Я говорил с Шери после первого разговора с полицейским в квартире Джеффа. Мы оба согласились что Джефф, вероятно, снова попал в беду из-за растления. Это серьезное обвинение, очень серьезное… но ничего даже близко похожего на то, что вывалил Бойл.
– Полиция интересуется Джеффом из-за убийств, – сказал я ей.
– Самоубийства? – ошарашенно переспросила Шери. Мысль о том, что мой сын мог быть причастен к убийству не помещалась в ее голове. – Джефф пытался покончить с собой?
– Нет, – сказал я, и повторил медленно. – Убийств.
Затем я добавил единственную деталь, которая могла бы быть более шокирующей.
– Больше, чем один. По крайней мере, трое.
Три.
Три убийства.
По крайней мере.
Что делает отец с такой информацией?
Я сделал то, что делал всегда. Я погрузился в странную тишину, которая не была ни сердитой, ни угрюмой, ни печальной, а просто тишиной, оцепенением, ужасной, невыразимой пустотой. Ошеломленный и неспособный справиться с мыслями, которые вихрем проносились в моей голове, я машинально вернулся к рутинной задаче, которую я выполнял непосредственно перед звонком моей матери, в данном случае редактированию методов анализа для кремнезема. Послушно, тщательно, с глубочайшей концентрацией я сосредоточился на вопросах химической методологии.
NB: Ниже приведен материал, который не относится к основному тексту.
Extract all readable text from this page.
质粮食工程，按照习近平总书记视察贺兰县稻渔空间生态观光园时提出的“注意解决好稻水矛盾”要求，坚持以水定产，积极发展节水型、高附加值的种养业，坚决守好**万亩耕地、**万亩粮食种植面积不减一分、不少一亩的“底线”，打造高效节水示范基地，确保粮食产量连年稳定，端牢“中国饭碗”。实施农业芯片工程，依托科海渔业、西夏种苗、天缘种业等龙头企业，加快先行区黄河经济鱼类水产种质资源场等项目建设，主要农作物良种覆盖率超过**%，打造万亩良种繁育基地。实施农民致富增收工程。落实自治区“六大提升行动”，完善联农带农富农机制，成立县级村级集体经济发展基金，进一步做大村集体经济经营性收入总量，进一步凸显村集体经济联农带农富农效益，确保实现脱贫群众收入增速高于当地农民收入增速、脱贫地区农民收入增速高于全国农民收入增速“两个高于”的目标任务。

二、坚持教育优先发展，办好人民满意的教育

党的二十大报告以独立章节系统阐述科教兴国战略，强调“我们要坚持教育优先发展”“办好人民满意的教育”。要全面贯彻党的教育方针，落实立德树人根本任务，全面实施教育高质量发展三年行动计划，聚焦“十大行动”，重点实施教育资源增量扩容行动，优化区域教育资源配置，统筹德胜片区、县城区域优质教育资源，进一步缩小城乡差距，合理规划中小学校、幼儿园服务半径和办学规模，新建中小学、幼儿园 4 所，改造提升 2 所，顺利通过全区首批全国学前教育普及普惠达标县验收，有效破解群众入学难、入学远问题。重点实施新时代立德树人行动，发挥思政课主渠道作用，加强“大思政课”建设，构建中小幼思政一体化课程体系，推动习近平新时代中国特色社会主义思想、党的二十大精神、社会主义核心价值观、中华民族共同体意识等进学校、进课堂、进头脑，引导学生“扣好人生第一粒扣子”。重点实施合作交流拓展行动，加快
Это не значит, что у меня не кружилась голова от всего, что мог натворить мой сын, от всех оставшихся без ответа вопросов о его преступлениях, или даже от причудливого видения множества полицейских чиновников, роящихся в доме моей матери, но только то, что я навязчиво возвращался к тому, что оставалось стабильным и предсказуемым в моей жизни: старое убежище лаборатории.
В течение всего этого долгого дня я никому не рассказывал о том, что случилось с Джеффом. Вместо этого я просто старался сохранять спокойствие, вести себя так, как будто ничего не произошло. Вокруг меня мои коллеги смеялись, шутили и занимались своими обычными делами. Мой коллега по офису рассказал о некоторых листах аналитических отчетов, независимо от того, были ли заполнены эти конкретные образцы или нет. Я отвечал на его вопросы с твердым профессионализмом, который в тот момент казался единственной бесспорно надежной чертой моей жизни.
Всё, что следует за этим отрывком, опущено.